Immobility had been the mystical goal of my bed-rest years. As long as I stayed perfectly still in my garden of yellow roses, sooner or later the unicorn of perfect health would find me and lay its trusting muzzle in my lap. Of course immobility wasn’t the Holy Grail but a poisoned chalice, or simply a cracked cup through which the last of my health drained away.

Staying perfectly still was no longer an obligation. So there was no obvious reason for me being put to bed in a side ward the moment I arrived at the hospital, in a sort of visual quarantine. Perhaps after years of seeing so little happen I fell into the category of a starving person, who must be prevented from stuffing himself with bread to protect a digestive system that might simply explode from the shock of nourishment. The digestive system in this case being my mind.
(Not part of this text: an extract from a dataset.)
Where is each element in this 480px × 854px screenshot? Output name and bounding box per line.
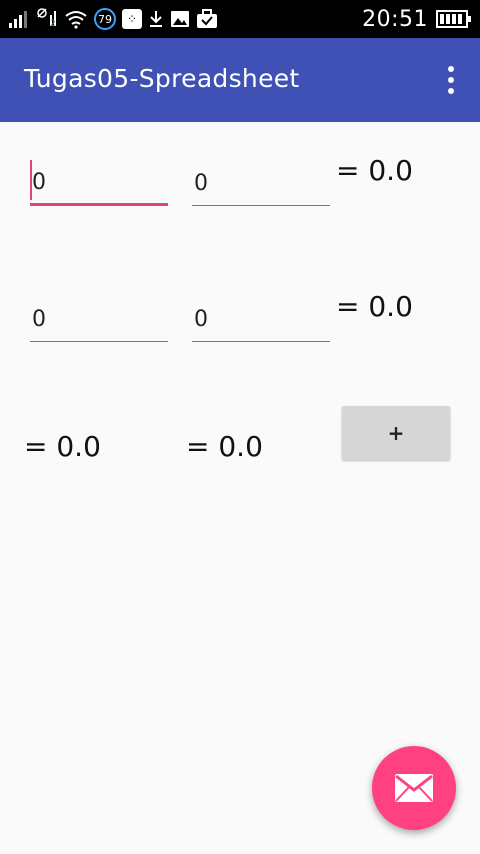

Mum and I had an early encounter with the nursing staff which gave notice of things to come. Along with my modest luggage she had brought along the fire-guard which had kept the bedclothes off my legs for so long. She was relying on maternal eloquence and her nursing background to make this improvised item acceptable to the hospital. It wasn’t enough. She was listened to in stony silence, then told it was out of the question.

Mum’s briskness always had a tremor in it, but even Granny might have struggled to impose herself on the nursing staff of my new home. I learned soon enough that Mum was right about the superiority of the fire-guard to the adult-sized cradles issued there. They were hopeless. The volume of air they enclosed was so large that in any weather conditions short of the tropical my legs took ages to get warm. No reason was given for the unacceptability of the fire-guard, but I expect it was Manor Hospital all over again, a silent re-statement of the Weetabix Protocol. They’ll all want one. We can’t have that. As if it would be a bad thing for sick children to discover, that between warm ankylosed legs and cold ankylosed legs they had a preference.